Can I use dried herbs instead of fresh?
Dried chives, parsley, and dill all work fine here. The one exception Kelly calls out is garlic: she tested both fresh cloves and garlic powder and found that fresh garlic gave noticeably more flavor. Use dried for the herbs if needed, but keep the fresh garlic if you have it.
Can I substitute Greek yogurt for the sour cream?
Plain Greek yogurt works as a direct swap at the same quantity — Kelly lists it alongside sour cream as an option in the recipe notes. Choose a plain, unsweetened variety so the dressing flavor stays where it should. The ratio and method stay exactly the same.
How do I adjust the thickness?
More milk or apple cider vinegar will thin this into a pourable salad dressing. To go the other direction, Kelly says to leave the milk out entirely for a dip thick enough to hold against cut vegetables.
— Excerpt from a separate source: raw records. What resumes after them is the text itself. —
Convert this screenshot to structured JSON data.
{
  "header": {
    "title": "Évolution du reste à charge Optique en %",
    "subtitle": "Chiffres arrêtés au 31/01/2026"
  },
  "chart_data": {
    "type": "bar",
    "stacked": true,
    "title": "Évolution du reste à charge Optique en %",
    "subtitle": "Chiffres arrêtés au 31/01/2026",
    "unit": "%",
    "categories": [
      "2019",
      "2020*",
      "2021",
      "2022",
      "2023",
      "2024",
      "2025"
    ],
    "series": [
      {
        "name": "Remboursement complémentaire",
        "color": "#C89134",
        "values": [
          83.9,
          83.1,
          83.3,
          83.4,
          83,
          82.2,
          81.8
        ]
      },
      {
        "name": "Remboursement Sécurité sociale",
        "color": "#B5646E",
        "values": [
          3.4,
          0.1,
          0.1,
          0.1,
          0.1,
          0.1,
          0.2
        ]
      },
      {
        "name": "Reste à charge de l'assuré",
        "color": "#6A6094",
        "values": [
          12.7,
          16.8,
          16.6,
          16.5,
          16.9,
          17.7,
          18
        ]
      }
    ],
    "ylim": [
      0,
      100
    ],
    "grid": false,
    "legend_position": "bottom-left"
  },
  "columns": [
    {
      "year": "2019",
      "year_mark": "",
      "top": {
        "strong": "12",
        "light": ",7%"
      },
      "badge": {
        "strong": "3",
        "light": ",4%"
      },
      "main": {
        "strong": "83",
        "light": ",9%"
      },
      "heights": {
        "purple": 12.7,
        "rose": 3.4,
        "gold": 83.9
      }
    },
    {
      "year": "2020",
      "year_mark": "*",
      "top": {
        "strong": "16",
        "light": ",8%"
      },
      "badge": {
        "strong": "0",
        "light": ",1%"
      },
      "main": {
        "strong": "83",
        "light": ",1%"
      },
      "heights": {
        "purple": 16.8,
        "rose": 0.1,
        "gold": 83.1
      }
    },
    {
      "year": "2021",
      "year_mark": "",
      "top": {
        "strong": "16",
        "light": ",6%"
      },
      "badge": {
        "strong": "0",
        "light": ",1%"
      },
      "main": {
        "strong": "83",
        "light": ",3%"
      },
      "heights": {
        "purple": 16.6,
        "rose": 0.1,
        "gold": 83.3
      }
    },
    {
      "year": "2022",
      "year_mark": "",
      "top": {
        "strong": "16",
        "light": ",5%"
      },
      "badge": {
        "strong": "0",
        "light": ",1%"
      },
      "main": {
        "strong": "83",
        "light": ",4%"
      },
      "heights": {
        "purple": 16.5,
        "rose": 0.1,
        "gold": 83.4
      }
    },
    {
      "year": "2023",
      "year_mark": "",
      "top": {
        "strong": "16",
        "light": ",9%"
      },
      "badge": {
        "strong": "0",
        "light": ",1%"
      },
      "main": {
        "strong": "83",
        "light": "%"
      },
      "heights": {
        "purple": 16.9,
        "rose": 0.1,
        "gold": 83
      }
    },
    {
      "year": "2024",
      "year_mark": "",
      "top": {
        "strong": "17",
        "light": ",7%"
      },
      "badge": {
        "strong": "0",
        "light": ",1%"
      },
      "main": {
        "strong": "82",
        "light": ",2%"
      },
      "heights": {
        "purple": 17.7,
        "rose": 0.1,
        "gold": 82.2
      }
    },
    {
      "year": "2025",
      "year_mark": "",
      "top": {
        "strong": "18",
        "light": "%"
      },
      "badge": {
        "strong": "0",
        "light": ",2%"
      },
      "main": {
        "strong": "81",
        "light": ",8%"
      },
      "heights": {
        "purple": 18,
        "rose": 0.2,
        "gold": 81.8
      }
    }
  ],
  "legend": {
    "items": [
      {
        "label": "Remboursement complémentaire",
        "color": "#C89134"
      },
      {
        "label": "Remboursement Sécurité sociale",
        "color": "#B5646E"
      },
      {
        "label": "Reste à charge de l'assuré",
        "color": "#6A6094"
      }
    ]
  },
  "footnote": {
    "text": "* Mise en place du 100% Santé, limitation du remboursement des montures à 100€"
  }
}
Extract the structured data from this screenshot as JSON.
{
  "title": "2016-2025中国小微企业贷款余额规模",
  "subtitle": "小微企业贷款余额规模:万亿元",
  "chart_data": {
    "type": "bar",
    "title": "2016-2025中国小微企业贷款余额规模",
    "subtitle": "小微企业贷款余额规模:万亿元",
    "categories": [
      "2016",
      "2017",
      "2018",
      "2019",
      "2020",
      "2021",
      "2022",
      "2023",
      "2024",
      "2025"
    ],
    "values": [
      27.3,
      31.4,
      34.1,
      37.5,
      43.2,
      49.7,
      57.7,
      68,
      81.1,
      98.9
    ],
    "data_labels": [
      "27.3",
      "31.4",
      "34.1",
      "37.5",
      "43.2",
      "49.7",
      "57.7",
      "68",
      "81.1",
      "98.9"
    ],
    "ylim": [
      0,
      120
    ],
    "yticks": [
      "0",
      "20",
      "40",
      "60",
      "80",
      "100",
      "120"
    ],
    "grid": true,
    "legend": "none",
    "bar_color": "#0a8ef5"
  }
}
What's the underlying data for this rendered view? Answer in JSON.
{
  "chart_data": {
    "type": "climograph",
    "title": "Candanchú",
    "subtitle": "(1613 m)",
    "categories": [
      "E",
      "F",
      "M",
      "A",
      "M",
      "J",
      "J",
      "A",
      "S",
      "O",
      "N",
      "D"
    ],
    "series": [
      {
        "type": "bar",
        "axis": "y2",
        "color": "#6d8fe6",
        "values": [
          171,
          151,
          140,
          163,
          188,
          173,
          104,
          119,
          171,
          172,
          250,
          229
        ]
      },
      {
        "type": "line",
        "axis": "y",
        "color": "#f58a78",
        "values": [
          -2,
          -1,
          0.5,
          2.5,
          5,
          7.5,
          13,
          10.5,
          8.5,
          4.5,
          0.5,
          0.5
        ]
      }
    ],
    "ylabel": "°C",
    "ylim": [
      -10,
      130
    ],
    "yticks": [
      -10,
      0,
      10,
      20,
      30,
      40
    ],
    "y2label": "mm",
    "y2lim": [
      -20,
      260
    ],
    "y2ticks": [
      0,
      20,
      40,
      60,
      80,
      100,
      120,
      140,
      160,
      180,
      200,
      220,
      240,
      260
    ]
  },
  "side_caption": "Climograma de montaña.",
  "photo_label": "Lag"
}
Both versions take the same 5 minutes to make.
What pairs well with this ranch dressing?
Ranch works as both a salad dressing and a dipping sauce depending on the thickness you mix it to. For a spread of homemade dips, low sodium french onion dip covers different flavor territory at the same table. If you want something to dip, low sodium ground turkey meatballs are a natural match.